Quem assim pratica o acolhimento cristão denota ter o sentido de comunidade – unanimidade da mente e do coração – em que será engolfado aquele que chega. Vem do desconhecido, do gelo do anonimato, para integrar-se no espírito e na prática “dos que tinham tudo em comum: o ensinamento dos apóstolos, a solidariedade, a fração do pão, a assiduidade da prece” (At 2,42).
A força espiritual que nos impele a acolher – sem acepção de pessoas – é o altruísmo, a bondade do calor humano e cristão, a condenação de qualquer separatismo, a consciência de que todos somos peregrinos “sem ter aqui cidade permanente, mas buscando a que há de vir” (Ab 13,14).
Ficamos comovidos diante do acolhimento, dado a Jesus, pelos amigos(as) de Betânia, de Zaqueu, o rico coletor de impostos, que recebeu “a Jesus com grande alegria, de pé e, com a promessa de uma radical mudança de vida” (Lc 19 1-10). Esse acolhimento lhe custou o ridículo de subir a única árvore “para ver Jesus passar”, as recriminações de conhecidos e até ali amigos e lhe valeu a garantia do Mestre: “Hoje chegou a salvação a esta casa”. Os desanimados discípulos de Emaús (cf. Lc 24,13-35), mesmo julgando o Ressuscitado um peregrino qualquer, fraqueiam-lhe o peso de seus corações, de suas dúvidas e convidam-no a pernoitar com eles: “Fica conosco... o dia vai descambando”. De fato, para eles, estava descambando mais um dia de cruéis sofrimentos, de dúvidas e desânimos diante da acolhida do Ressuscitado que lhes fizera “arder o coração” pela explicação das Escrituras e pela partilha da mesa e do pão. Numa época em que o isolamento, a solidão, as exclusões são cada vez mais freqüentes, torna-se imperioso para a Igreja de Cristo, para todos nós, a virtude cristã do acolhimento, fazendo de nossas comunidades verdadeiras “escolas de comunhão”, como nos pede o Santo Padre, com tanta insistência.
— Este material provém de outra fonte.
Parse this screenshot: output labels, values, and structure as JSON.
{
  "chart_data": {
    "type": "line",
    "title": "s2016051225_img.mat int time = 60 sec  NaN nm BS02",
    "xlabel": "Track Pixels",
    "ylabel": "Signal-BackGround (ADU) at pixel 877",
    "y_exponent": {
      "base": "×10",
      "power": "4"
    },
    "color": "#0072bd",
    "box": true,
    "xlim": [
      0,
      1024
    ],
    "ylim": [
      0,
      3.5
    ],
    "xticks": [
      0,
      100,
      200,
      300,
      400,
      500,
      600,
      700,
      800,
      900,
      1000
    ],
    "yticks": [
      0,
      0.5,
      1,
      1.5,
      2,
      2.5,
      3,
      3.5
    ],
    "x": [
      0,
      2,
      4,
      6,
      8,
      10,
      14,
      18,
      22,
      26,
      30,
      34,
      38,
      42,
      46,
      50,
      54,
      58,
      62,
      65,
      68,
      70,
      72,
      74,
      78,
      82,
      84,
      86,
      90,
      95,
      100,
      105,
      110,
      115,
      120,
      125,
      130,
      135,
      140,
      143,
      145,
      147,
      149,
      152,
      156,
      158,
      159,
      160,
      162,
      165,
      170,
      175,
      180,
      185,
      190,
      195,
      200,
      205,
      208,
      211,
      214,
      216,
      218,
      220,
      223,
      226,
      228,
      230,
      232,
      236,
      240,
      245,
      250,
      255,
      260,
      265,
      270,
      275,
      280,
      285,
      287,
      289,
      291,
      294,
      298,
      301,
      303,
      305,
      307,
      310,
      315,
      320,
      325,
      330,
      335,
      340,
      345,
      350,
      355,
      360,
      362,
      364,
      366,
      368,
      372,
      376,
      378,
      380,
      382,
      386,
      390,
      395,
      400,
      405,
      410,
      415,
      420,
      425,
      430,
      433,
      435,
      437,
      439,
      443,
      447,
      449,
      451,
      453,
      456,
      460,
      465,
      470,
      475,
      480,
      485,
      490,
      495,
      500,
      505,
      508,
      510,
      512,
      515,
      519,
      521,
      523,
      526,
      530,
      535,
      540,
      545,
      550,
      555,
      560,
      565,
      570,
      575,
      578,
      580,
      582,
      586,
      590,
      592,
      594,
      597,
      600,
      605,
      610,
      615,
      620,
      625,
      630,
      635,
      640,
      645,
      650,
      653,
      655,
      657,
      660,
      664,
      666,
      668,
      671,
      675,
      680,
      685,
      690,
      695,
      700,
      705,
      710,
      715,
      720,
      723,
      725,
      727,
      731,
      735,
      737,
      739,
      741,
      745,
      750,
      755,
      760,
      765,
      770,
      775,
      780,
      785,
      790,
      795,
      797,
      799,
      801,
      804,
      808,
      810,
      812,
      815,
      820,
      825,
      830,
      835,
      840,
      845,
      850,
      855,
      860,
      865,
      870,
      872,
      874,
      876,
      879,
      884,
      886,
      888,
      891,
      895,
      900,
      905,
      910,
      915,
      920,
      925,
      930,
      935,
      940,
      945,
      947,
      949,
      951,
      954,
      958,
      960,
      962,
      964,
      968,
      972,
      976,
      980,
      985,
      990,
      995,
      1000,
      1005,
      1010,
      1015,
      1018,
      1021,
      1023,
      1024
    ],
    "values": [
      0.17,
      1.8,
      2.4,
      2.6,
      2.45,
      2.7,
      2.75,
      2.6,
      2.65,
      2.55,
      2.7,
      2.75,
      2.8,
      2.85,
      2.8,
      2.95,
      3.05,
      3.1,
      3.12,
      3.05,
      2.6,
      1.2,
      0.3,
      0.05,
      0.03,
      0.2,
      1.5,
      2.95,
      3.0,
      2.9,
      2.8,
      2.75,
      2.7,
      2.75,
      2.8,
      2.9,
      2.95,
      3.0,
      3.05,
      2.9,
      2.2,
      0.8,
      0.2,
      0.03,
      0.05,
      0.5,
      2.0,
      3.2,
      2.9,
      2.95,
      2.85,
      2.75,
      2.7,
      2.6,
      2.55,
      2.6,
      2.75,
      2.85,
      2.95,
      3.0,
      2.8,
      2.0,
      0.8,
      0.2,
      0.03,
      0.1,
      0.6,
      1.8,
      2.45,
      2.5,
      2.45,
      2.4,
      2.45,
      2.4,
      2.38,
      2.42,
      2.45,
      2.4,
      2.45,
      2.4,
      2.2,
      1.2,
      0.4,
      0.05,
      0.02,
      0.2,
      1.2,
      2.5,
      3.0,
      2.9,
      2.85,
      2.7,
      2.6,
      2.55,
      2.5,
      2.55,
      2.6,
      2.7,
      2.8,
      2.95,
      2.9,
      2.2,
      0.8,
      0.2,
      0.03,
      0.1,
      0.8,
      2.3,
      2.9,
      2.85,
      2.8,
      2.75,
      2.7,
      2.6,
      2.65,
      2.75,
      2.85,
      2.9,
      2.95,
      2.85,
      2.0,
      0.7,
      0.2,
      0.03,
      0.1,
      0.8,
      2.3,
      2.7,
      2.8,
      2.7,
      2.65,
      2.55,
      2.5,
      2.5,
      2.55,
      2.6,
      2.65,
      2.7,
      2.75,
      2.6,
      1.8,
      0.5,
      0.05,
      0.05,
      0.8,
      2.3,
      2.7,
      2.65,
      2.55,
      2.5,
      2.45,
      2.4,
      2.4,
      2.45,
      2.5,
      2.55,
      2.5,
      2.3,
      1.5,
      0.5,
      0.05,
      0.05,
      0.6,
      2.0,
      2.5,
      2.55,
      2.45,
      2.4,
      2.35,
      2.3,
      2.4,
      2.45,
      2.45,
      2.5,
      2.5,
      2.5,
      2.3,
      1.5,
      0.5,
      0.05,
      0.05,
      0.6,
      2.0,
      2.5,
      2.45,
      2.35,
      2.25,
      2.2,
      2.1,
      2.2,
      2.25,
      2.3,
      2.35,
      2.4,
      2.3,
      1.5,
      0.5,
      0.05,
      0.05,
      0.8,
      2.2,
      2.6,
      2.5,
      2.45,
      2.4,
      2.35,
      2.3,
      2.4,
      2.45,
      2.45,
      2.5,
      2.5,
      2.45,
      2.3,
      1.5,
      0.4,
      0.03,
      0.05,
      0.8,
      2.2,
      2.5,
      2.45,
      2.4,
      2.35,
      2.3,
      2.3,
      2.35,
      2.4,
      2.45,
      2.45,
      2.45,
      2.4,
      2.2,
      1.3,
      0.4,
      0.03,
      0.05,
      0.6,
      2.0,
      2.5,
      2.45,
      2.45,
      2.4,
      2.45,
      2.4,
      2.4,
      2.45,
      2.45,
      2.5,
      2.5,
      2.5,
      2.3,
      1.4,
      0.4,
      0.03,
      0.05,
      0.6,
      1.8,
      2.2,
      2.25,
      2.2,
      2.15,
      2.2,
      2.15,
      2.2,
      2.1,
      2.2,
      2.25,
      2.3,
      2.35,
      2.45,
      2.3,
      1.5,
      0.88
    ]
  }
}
Não tenhamos medo de “ir ao encontro do outro” (que muitas vezes não chega até nós). Não há que recear a franqueza de nossos sentimentos, mesmo da nossa intimidade, de nossa oblata de amizade para tantos irmãos e irmãs afastados, por fora, distantes... à procura mesmo das migalhas que tombam das nossas mesas, fartas de fraternidade e do desejo de evangelizar ao jeito de Jesus.Que a bondade de Jesus, “caminho, verdade e vida” (Jo 14,6), nos conduza e nos conceda persistência!